1) a refusal to satisfy a request or desire

2) a) refusal to admit the truth or reality, b) refusal to acknowledge a person or a thing

3) negation in logic

4) a psychological defense mechanism in which confrontation with a personal problem or with reality is avoided by denying the existence of the problem or reality

– Merriam-Webster


Ten years ago today, at 11:10 am MST on Tuesday, April 20, 1999, two students went on a rampage at a highschool, killing thirteen people and wounding twenty three others before turning their weapons on themselves. 

Columbine, Colorado. 


Last Friday, I was privileged to see a one day presentation by Lt.
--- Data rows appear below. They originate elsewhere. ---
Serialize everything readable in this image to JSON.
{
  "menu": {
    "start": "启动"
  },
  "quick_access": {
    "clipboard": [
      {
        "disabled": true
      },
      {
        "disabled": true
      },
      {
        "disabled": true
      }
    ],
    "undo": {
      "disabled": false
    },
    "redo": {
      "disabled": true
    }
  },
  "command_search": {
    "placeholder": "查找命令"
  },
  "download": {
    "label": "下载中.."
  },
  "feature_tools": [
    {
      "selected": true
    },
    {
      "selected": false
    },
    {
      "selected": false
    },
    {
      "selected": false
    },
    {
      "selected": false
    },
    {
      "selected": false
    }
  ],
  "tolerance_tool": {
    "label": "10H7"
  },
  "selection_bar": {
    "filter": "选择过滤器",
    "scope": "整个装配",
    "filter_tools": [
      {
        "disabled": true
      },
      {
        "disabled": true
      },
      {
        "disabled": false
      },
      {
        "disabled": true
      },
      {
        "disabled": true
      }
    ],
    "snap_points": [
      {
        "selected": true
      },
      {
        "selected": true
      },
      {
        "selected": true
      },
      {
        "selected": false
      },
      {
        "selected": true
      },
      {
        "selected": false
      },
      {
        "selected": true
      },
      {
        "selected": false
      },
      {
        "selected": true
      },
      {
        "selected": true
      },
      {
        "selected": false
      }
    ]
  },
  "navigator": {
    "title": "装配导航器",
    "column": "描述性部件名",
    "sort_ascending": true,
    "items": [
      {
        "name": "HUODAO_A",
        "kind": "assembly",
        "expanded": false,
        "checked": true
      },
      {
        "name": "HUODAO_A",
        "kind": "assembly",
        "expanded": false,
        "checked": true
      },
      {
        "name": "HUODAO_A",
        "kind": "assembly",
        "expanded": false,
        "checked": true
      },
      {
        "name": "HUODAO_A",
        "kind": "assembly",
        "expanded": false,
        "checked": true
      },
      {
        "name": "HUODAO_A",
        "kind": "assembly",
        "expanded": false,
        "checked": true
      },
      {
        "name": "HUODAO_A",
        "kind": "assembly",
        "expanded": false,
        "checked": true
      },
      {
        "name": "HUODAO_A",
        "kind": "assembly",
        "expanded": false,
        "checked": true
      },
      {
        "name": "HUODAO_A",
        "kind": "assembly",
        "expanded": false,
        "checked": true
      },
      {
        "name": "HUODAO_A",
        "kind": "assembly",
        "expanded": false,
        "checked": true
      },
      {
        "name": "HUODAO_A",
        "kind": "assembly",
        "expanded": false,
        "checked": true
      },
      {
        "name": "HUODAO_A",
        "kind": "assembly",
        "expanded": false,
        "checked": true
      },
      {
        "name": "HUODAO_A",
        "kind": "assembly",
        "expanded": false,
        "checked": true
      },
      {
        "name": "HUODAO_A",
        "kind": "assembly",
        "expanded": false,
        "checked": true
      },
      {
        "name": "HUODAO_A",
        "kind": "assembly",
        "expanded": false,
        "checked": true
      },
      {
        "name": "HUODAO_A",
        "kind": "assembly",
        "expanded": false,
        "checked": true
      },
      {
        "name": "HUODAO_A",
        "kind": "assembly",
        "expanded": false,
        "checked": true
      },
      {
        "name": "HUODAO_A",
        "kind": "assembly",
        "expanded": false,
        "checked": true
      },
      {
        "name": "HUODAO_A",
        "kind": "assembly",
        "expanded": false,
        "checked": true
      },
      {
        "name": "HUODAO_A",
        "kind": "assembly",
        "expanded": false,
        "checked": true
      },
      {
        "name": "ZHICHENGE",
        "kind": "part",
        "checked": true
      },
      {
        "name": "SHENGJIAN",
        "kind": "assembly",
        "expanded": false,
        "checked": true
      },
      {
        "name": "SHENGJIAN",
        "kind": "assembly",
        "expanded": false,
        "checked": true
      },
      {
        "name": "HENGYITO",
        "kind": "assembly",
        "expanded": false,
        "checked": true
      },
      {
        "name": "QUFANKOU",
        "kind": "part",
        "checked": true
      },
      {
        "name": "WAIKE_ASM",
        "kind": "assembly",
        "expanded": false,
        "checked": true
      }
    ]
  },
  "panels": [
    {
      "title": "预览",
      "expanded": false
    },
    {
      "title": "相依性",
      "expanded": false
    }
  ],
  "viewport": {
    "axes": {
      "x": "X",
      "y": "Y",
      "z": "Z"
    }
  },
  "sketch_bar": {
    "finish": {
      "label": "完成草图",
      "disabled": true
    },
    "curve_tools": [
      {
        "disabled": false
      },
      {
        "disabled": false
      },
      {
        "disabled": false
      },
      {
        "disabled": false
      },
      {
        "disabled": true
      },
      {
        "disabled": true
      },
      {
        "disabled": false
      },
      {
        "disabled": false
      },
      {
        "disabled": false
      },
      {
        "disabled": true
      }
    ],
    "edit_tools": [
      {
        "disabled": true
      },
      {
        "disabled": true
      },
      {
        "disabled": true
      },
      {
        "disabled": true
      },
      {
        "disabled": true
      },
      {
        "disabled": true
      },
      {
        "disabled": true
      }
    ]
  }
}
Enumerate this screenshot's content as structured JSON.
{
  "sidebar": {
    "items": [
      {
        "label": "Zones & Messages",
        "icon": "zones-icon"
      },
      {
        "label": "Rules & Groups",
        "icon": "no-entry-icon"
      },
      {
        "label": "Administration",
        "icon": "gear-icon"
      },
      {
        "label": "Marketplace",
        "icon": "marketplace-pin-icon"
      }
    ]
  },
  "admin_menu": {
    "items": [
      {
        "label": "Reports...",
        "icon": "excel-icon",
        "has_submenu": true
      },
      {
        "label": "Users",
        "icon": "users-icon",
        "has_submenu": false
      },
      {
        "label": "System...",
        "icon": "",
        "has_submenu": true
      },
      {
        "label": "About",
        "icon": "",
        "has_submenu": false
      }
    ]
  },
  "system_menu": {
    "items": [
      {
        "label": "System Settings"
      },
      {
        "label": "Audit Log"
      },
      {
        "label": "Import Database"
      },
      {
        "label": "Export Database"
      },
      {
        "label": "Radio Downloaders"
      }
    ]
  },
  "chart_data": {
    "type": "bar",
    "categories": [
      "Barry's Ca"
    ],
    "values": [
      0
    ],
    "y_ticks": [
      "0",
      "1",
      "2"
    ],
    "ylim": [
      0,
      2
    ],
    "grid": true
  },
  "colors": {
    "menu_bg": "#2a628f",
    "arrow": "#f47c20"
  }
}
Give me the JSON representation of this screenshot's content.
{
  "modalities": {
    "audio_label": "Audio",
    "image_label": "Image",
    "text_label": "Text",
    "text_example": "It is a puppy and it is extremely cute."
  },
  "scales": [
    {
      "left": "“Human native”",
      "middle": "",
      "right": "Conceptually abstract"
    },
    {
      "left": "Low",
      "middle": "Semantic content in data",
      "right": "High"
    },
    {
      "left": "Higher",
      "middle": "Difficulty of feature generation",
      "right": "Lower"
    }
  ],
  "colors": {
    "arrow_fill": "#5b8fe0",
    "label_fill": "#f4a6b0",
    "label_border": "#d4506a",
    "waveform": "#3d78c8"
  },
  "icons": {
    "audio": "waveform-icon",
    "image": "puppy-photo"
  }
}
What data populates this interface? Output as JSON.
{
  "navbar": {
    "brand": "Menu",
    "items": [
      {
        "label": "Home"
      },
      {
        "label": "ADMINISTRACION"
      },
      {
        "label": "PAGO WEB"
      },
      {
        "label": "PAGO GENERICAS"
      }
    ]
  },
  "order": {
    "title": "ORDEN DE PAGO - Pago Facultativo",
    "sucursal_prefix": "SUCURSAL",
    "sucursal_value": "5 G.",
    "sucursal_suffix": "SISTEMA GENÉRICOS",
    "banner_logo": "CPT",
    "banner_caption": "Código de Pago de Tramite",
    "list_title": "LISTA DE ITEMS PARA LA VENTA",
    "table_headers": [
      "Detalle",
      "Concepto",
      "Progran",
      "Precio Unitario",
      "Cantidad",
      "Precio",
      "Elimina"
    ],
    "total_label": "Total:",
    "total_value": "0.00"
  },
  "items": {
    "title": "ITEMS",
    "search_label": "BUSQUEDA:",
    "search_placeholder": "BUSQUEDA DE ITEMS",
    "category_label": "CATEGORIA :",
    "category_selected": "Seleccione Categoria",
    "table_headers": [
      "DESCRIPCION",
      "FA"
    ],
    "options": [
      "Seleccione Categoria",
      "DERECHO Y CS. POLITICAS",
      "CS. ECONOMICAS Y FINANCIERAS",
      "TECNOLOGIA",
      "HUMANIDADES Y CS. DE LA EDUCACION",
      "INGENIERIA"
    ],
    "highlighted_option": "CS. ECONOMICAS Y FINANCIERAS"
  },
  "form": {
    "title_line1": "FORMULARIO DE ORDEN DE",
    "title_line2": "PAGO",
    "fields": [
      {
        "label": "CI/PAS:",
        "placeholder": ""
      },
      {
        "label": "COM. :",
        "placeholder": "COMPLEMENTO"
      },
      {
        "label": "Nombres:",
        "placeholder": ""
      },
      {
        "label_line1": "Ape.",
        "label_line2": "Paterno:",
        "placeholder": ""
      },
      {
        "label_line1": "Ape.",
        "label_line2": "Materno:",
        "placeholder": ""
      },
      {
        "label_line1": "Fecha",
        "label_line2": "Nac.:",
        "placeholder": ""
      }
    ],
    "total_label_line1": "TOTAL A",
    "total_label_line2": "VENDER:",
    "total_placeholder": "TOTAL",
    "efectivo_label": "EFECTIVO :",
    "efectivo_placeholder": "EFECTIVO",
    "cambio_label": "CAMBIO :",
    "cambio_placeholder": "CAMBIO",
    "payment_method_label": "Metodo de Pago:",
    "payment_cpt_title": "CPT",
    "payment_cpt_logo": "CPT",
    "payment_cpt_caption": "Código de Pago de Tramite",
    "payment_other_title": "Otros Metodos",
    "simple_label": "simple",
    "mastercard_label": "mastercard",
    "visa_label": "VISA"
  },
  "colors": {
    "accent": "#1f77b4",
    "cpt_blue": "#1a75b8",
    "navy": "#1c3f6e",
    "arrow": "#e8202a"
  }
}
Col Dave Grossman (ret.), a West Point psychology professor, Professor of Military Science and member of the Warrior Science Group.  His biography is incredibly impressive, and he brought his expertise, knowledge and obvious passion for public service to his audience.

One of the main points he stresses is that tragedies like the Columbine High School shootings can and will happen again if we do not take steps to negate the threat. 

We cannot live in denial and pretend that life is roses.  There are those out there ready and willing to do us and our children harm – we need to be prepared, and train for the eventuality. 

We have learned from Columbine.  We must continue to train.  We must continue to be aware enough to put aside our petty differences and have the will to challenge certain laws that inhibit the protection of our society. 

And believe me, there are policies in place that have no business standing between us and safety.

It’s not nice to be perfectly aware of what is waiting for us if we are not careful, but we cannot afford to be like an ostrich with our head stuck in the sand. 

We owe it to each other and to our society.